The summer project will entail emergency roof repairs for a section of the roof that covers the athletics entrance lobby. Repairs will include a temporary roof and take two summers to complete. Construction is expected to begin May 28.
In a letter from the Director of Facilities David Ulm to Superintendent Ken Wallace and Assistant Superintendent Mary Kalou, Ulm wrote that there have been persistent leaks on that portion of the roof even after previous repairs were made. Ulm said testing found the insulation under the roof to be saturated and dripping. He added that leaks subsided in the winter, but came back in the spring.
“The need to do this project now, rather than wait… was not apparent until the beginning of April,” Ulm wrote in his letter.
“At this point we have determined the best course of action is to perform a removal of all of the insulation,” Ulm said in his letter. “Then we will install a temporary roof this year, and then next summer we will install the permanent roof.”
Ulm said the reason that construction will take take two summers to complete is because the removal and reinstallation of the HVAC system will exceed the summer work window.
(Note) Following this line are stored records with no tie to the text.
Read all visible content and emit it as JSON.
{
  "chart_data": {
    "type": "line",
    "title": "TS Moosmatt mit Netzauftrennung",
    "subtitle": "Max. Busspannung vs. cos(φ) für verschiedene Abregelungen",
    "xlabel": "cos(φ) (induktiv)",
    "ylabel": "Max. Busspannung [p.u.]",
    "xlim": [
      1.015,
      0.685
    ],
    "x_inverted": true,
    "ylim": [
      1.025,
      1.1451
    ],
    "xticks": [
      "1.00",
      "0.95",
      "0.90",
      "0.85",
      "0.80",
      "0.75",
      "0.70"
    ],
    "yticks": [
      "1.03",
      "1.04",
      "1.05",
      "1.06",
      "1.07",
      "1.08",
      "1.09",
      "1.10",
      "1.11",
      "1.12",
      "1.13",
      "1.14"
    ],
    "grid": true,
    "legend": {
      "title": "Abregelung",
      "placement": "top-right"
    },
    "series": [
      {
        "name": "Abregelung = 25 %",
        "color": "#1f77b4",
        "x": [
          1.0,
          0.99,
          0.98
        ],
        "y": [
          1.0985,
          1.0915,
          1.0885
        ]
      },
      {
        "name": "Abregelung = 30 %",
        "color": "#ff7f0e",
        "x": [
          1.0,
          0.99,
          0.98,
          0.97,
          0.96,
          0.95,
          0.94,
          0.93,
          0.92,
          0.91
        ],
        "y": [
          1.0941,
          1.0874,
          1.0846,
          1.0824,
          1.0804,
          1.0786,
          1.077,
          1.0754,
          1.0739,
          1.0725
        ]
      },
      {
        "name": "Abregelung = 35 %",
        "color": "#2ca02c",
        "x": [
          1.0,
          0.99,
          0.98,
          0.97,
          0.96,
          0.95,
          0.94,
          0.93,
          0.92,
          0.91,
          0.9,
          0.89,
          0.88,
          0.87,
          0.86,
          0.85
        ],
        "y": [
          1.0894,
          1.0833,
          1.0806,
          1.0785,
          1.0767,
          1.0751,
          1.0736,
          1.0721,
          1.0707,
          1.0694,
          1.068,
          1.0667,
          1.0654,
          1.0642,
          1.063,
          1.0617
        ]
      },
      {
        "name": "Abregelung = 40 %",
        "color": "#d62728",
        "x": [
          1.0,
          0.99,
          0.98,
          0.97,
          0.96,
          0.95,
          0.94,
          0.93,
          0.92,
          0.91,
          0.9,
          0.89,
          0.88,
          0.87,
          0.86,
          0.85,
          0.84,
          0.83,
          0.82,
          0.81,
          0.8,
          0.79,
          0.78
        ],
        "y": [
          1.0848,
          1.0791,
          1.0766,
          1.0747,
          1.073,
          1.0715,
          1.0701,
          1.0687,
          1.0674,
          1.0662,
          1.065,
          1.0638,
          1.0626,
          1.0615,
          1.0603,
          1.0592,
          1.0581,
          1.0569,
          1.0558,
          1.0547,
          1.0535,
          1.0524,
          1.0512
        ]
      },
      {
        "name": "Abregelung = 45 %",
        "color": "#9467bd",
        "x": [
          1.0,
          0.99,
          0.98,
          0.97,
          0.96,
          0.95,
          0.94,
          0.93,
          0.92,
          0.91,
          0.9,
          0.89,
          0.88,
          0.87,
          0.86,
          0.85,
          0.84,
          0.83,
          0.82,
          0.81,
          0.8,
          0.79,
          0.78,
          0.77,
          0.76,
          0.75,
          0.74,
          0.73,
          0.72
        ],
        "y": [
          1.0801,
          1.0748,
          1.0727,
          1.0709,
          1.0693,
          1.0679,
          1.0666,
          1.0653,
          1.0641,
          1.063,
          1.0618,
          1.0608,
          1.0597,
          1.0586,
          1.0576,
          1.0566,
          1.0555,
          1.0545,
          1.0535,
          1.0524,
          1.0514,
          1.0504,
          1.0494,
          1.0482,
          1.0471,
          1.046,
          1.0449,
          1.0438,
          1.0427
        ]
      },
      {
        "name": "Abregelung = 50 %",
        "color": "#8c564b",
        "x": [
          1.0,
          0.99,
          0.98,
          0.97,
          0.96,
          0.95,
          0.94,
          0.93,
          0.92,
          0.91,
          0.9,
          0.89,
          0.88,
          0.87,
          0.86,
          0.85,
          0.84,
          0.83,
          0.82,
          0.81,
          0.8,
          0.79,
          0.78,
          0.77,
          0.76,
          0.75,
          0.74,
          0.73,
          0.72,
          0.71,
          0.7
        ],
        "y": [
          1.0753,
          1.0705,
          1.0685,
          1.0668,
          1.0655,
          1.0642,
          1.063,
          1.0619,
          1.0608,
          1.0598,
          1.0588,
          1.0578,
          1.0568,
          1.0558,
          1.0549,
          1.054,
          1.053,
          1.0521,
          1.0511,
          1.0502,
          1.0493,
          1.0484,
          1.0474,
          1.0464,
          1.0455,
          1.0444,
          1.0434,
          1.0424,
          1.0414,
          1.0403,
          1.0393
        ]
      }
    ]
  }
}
The budget estimate for the project was for $170,000 and the Board of Education approved a construction bid costing $119,00 from Anthony Roofing, a Tecta America company, of Aurora. Construction for the summer project is expected to end on Aug. 3.
When Kalou presented the bid to the board, she said the project was not anticipated. At the beginning of the 2023-2024 school year, the district had completed about $250 million of construction and renovations on its three schools, including Maine South. Maine South received between $82 million and $85 million for renovations and improvements at that time.